Íamos para a zona rural numa bicicleta de dois lugares. Alguns moradores eram muito gentis e acabávamos conversando bastante. Poucos aceitavam o estudo bíblico, mas havia um comerciante que apreciava tanto o que fazíamos que toda semana nos dava frutas e verduras. Ficamos seis meses em Wagga Wagga e fomos convidados a voltar a Betel.
Em maio de 1942, a família de Betel se mudou do escritório de Strathfield para casas particulares. Para evitar ser presos pela polícia os membros da família de Betel se mudavam para uma casa diferente a cada duas semanas, aproximadamente. Quando eu e Lloyd voltamos para Betel, em agosto, também fomos morar numa dessas casas. Durante o dia, trabalhávamos numa das gráficas clandestinas. Finalmente, em junho de 1943, a proscrição da obra foi suspensa.

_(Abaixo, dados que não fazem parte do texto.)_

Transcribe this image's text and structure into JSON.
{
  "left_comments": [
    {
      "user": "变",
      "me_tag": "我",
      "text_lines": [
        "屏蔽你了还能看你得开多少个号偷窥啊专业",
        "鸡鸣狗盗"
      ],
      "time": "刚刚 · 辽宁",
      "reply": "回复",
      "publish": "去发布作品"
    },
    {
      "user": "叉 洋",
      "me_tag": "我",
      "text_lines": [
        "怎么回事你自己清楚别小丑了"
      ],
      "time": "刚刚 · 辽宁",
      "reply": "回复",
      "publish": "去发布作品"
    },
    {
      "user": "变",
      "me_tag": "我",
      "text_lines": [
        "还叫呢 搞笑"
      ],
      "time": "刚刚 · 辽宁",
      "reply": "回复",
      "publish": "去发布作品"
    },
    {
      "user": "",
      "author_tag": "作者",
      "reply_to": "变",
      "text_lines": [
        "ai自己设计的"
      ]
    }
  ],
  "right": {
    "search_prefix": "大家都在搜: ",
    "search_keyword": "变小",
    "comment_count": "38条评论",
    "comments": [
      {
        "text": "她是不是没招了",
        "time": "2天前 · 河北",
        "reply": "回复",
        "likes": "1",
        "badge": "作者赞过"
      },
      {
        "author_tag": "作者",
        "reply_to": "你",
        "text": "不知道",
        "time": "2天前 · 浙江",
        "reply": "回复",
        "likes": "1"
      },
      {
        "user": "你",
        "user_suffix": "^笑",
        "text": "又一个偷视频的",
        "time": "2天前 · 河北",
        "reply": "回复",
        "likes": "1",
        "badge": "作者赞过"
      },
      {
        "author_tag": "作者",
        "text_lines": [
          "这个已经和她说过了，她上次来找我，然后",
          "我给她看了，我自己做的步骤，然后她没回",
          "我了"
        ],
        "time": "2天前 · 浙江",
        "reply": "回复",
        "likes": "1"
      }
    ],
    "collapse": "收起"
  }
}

Preparação para o serviço no estrangeiro
Em abril de 1947 recebemos petições preliminares para cursar a Escola Bíblica de Gileade da Torre de Vigia, que ficava em South Lansing, Nova York, EUA. Nesse meio tempo, fomos designados a visitar congregações na Austrália com o objetivo de dar encorajamento espiritual aos irmãos. Depois de alguns meses, recebemos o convite para integrar a 11.a turma de Gileade. Tínhamos três semanas para ajeitar tudo e fazer as malas. Em dezembro de 1947, nos despedimos de nossos familiares e amigos e partimos para Nova York, junto com mais 15 irmãos da Austrália que haviam sido convidados para a mesma turma.
Os meses em Gileade passaram voando, e fomos designados como missionários para o Japão. Visto que demorou um pouco para nossa documentação ficar pronta, Lloyd foi novamente designado para ser superintendente viajante. Nosso circuito ia desde Los Angeles até a fronteira com o México. Não tínhamos carro. Por isso, toda semana os irmãos bondosamente nos levavam de uma congregação para outra. O enorme circuito que visitávamos faz atualmente parte de três distritos de língua inglesa e de três de língua espanhola, sendo que cada distrito tem cerca de dez circuitos.
De repente, chegou outubro de 1949 e embarcamos para o Japão num navio antes usado para o transporte de tropas. O navio era dividido em duas alas — uma para homens e a outra para mulheres e crianças. Apenas um dia antes de chegarmos a Yokohama, passamos por um tufão. Evidentemente, ele limpou o céu, porque quando o sol nasceu no dia seguinte, 31 de outubro, pudemos ver o monte Fuji em todo seu esplendor. Foi uma recepção em grande estilo à nova designação.
Trabalho com os japoneses
Ao nos aproximarmos das docas, vimos centenas de pessoas de cabelo escuro. ‘Que pessoal barulhento!’, pensamos ao ouvirmos um tremendo barulho. Todos usavam tamancos de madeira, que batiam no cais de madeira. Passamos a noite em Yokohama e no dia seguinte embarcamos num trem para nossa designação missionária em Kobe. Ali, Don Haslett, um colega de nossa turma de Gileade que havia chegado ao Japão alguns meses antes de nós, havia alugado uma casa para servir de lar missionário. Era uma casa estilo ocidental, de dois pavimentos, grande e muito bonita — sem nenhuma mobília.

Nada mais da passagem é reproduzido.